“Maybe the phone does have my money,” sighed Mula, standing in the hollow of a pond she had helped dig. It was a windy winter morning, and after many months of not receiving her wages, she finally had a clue about them. Or so she thought.
In January 2018, Vikash Singh, the Additional Programme Officer (MGNREGA) of Sitapur had, after repeated protest demonstrations at his office, announced that MGNREGA wages were going to 9,877 accounts opened with Airtel Payments Bank since January 2017. These new accounts, in Singh’s words “were opened without informed and express consent” during the purchase of a new SIM card.
The uninformed consent, obtained by just ticking a box on the online customer acquisition form while doing the ‘Aadhaar-based SIM verification’, resulted in a diversion of benefit transfers to these new accounts. This rode on a seemingly harmless guideline of the Unique Identification Authority of India: that the bank account seeded last with the Aadhaar number automatically becomes the one to receive any money disbursed as a direct-benefit transfer.
Mula, a 45-year-old, unlettered member of the Pasi Dalit community, felt a dull hope at Singh’s announcement.
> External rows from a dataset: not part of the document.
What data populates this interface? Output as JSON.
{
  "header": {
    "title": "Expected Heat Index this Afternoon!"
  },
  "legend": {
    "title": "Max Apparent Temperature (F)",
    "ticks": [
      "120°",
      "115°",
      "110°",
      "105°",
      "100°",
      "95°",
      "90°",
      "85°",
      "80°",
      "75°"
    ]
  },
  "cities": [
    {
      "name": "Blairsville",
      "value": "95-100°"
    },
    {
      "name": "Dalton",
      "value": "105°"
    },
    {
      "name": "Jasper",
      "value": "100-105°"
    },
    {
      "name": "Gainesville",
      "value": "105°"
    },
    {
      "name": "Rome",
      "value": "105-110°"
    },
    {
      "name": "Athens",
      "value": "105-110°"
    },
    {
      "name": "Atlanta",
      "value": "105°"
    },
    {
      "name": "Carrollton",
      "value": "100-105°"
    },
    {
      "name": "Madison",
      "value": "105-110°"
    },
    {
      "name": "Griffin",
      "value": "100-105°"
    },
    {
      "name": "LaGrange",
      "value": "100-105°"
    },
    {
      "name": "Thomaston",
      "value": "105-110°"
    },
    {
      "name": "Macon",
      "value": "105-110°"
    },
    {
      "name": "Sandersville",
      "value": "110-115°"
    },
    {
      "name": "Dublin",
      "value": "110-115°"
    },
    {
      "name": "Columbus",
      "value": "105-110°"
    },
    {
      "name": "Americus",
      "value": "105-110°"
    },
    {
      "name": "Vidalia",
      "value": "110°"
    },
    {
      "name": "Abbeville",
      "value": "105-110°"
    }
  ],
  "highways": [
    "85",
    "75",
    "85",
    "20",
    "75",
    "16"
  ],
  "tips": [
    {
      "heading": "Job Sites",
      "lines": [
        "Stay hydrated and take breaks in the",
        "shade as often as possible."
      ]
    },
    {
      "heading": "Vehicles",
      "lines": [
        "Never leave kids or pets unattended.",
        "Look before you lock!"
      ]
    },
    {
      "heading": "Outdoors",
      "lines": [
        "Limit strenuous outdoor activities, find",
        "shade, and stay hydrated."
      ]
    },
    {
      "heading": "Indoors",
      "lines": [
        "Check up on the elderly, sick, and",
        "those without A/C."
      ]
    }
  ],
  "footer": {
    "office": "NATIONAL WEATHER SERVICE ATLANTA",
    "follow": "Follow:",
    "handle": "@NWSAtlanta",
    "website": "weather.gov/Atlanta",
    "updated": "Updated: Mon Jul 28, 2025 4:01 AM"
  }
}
She too had bought a phone with an Airtel SIM card in 2016. One morning, prompted by neighbours mentioning great deals on Airtel SIM cards (a Rs. 40 card with 35 minutes talk time), Mula and her son Nagraj had walked from their village, Dadeora in Sitapur district of Uttar Pradesh to the main market in Parsada in Machhrehta block, four kilometres away. At the shop which sold them a mobile phone (and has since shut down) Mula was asked for a copy of her Aadhaar card, since her son did not have one. She produced hers.